Critics say FERC's filed rate doctrine is wrong for the times.
Fortnightly Magazine - July 2004

Frontlines

Critics say FERC's filed rate doctrine is wrong for the times.

It's quite remarkable how the Federal Energy Regulatory Commission (FERC) has been able to pound a square peg into a round hole. With not much more than a wink and a smile, FERC has taken a depression-era law meant for monopolies-the Federal Power Act (FPA)-and has made it serve double duty as a foundation for competitive power markets.

Yet FERC's reinterpretation, for all its good intentions, may prove inadequate in the long run to define and support full-fledged energy markets.

Here's the gist of it:
If an electric utility wants to go off tariff and sell wholesale power at market-based rates (such as the clearing price in a regional spot market), then it need only convince FERC that it lacks market power in generation and transmission. Once it leaps that hurdle, then a mere filing of an umbrella tariff, coupled with later-filed quarterly reports (with numerical details on the actual market sales prices) will satisfy the requirements of FPA section 205. That section requires FERC to find that wholesale power rates are "just and reasonable."

But what happens if the market later behaves in strange ways?
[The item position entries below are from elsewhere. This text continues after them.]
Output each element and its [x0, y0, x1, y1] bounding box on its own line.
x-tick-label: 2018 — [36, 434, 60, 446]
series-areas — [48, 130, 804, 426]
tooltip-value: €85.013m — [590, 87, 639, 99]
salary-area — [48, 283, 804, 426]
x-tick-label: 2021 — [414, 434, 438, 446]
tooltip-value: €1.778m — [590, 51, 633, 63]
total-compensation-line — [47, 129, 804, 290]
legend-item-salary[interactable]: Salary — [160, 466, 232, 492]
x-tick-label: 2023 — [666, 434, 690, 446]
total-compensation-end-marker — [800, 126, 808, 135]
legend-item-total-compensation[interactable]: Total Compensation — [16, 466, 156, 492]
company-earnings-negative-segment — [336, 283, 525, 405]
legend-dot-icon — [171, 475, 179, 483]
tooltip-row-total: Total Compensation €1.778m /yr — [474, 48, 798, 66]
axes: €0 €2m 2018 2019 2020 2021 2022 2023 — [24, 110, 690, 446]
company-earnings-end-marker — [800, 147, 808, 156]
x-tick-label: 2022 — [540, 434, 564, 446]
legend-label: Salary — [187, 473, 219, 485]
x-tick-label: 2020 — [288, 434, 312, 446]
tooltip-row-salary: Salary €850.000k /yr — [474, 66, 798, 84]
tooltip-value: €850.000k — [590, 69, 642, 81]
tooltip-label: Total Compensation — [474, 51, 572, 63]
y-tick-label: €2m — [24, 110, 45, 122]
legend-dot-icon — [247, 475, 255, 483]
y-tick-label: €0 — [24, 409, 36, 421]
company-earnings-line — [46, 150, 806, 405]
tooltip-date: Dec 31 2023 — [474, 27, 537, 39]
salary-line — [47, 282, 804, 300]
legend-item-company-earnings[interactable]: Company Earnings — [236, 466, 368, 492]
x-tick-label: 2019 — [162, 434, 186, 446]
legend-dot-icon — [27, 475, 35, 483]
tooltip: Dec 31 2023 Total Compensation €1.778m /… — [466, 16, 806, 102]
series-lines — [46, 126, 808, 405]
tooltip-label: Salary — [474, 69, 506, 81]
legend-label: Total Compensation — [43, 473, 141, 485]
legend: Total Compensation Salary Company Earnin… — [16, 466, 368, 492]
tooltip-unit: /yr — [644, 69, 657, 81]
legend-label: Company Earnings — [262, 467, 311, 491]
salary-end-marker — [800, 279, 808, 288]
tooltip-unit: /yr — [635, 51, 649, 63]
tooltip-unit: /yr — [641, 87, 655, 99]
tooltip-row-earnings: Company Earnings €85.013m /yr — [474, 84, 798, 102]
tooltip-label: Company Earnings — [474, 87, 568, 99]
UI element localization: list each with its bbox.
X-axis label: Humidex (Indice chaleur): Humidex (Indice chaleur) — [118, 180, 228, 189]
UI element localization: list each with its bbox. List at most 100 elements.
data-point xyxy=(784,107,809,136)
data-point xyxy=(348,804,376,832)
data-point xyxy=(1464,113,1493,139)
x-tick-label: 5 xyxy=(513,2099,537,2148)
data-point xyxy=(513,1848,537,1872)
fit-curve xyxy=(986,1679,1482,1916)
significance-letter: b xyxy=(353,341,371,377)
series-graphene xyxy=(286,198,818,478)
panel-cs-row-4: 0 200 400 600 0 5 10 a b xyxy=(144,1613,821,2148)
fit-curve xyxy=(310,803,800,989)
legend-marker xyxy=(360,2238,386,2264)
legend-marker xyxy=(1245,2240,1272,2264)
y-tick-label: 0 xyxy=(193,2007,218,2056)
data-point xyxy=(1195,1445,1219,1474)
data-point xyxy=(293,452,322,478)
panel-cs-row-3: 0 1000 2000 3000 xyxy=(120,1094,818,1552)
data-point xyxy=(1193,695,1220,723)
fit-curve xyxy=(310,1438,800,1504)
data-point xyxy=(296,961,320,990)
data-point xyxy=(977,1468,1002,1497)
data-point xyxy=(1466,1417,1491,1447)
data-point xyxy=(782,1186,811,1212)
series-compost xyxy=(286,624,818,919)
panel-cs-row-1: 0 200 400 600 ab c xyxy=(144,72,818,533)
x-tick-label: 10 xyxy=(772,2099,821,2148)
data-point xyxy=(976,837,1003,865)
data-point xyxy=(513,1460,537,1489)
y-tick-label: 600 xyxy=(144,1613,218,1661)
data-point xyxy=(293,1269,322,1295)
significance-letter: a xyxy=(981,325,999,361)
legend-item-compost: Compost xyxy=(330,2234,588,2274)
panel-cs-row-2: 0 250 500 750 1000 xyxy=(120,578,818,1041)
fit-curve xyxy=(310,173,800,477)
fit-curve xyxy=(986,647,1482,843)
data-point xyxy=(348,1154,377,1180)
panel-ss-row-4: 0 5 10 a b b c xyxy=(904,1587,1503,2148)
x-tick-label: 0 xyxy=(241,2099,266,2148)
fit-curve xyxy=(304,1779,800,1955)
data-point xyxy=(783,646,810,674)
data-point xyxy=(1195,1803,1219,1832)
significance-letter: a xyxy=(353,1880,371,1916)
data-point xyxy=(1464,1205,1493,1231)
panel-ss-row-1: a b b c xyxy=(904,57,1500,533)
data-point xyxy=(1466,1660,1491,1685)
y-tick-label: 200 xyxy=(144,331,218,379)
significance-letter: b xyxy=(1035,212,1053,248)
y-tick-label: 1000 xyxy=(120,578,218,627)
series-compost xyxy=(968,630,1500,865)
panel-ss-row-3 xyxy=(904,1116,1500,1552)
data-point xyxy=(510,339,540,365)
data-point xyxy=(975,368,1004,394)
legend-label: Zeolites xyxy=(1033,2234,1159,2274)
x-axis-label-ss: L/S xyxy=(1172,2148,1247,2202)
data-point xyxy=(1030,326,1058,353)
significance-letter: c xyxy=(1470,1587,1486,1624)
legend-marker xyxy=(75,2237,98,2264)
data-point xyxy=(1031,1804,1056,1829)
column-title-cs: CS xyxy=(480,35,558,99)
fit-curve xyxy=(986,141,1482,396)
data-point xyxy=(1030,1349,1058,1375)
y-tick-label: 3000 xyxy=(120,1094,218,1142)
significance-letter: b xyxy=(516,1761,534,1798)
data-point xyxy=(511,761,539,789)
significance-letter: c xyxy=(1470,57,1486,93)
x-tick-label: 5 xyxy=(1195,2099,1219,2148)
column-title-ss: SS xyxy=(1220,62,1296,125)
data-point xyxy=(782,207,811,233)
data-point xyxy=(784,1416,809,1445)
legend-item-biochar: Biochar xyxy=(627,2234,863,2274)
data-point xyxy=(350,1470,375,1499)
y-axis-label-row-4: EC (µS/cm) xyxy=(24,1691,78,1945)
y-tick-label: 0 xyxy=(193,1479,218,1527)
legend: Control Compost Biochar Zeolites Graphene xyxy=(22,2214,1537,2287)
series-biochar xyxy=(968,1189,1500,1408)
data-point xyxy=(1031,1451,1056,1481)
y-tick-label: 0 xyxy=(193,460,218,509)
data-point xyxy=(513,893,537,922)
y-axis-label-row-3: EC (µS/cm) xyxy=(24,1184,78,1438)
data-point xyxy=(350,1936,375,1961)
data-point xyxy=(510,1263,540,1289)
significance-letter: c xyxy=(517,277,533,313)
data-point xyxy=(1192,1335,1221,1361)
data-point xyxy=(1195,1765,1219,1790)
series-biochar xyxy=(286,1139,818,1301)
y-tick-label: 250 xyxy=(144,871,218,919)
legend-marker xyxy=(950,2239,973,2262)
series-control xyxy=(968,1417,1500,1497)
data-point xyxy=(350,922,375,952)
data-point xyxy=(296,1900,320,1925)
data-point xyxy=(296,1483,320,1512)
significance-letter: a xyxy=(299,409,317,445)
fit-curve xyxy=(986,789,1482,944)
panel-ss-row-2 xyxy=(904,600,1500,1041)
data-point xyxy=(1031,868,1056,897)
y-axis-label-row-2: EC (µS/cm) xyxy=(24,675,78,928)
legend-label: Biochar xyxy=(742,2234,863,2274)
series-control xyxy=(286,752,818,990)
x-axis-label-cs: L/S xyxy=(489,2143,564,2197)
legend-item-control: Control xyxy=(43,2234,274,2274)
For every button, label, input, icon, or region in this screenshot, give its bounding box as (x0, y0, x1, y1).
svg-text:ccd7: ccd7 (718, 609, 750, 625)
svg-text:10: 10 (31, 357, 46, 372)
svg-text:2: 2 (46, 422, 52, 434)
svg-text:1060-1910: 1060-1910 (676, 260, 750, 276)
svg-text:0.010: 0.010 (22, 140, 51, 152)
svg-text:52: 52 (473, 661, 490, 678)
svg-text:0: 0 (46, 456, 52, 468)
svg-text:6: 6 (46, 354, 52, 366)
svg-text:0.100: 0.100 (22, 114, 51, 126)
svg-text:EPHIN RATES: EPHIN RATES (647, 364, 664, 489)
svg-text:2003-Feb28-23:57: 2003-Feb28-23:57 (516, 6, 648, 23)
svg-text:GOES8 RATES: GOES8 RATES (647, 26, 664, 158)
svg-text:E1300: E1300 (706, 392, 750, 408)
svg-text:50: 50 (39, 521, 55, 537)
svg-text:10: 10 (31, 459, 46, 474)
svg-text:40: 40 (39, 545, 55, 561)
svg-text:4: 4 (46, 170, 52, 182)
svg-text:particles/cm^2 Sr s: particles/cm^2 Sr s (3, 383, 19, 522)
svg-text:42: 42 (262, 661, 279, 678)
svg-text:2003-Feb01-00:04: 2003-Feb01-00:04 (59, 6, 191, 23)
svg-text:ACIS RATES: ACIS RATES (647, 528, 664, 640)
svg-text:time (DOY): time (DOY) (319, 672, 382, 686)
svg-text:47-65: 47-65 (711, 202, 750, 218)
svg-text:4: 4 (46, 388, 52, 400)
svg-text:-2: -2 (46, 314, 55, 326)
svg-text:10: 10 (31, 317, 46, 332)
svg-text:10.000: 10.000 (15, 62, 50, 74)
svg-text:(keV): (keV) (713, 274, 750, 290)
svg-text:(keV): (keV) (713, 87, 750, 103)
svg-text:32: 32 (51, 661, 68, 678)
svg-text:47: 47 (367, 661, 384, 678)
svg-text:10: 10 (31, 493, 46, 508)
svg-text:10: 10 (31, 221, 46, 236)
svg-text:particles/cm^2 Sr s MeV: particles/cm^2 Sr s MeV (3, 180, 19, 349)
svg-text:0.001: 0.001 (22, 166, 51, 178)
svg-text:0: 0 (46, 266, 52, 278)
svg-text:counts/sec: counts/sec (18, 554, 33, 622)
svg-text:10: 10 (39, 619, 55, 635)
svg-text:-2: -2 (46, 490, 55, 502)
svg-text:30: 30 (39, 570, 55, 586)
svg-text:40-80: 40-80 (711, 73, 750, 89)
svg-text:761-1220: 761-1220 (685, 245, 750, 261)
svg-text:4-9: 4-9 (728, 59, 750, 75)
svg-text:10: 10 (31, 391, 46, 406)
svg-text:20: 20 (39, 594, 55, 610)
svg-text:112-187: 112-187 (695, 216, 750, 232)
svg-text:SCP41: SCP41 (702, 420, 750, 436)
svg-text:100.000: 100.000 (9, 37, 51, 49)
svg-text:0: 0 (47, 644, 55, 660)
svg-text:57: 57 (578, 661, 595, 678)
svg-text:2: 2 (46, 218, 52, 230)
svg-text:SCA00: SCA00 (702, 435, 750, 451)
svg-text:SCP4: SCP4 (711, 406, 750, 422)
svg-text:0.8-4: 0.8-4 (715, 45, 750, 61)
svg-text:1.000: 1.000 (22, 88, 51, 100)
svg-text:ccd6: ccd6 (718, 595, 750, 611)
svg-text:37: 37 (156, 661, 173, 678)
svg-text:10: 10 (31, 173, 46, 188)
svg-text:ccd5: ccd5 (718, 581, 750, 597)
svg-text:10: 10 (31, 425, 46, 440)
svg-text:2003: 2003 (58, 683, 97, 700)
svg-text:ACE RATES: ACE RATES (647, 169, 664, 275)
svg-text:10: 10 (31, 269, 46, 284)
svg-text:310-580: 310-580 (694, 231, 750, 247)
What happens later if the utility continues to sell into the regional spot market, but the clearing price climbs higher than anyone could have imagined at the time FERC had certified the utility as free of market power?

Lockyer's Troubles, Spitzer's Triumph

Well, if you are California Attorney General Bill Lockyer, and if you think the market has done wrong to the consumers you represent, you ask for a refund. You ask a court to overturn the "rate" that FERC "approved" in advance, sight unseen, when it granted umbrella authority for market-based sales.

But you have a problem. A big obstacle stands in the way. That's when the filed-rate doctrine-an arcane legal construct that is out-dated for today's competitive markets-rises up and blocks your path.

The "filed-rate doctrine" says that the approved "rate" now has the force of law, as if enacted by Congress itself. This means that a person, group, or company that wants to challenge the validity of the "rate" through a court appeal cannot ask the court to second-guess what FERC did. "There is no relief other than which the commission can provide-a regulatory regime," wrote attorneys Robert McDiarmid and Beth Emery in this magazine in 2003.

But Lockyer, a divisive figure in energy circles, argues a valid point: that there is really no "filed rate." In court documents, he says, "Market-based tariffs do not contain any rates at all, 'just an offer to negotiate.'" He continues that the filed-rate doctrine prevents the enforcement of state antitrust and unfair competition statutes.

The chief point of contention here is not necessarily FERC's process for allowing market-based rates, though the commission's review of its four-pronged market power test is causing great concern (see this issue's , p. 16). Nor is it a call for cost-based rates, which is the agenda of some that have attacked the filed-rate doctrine.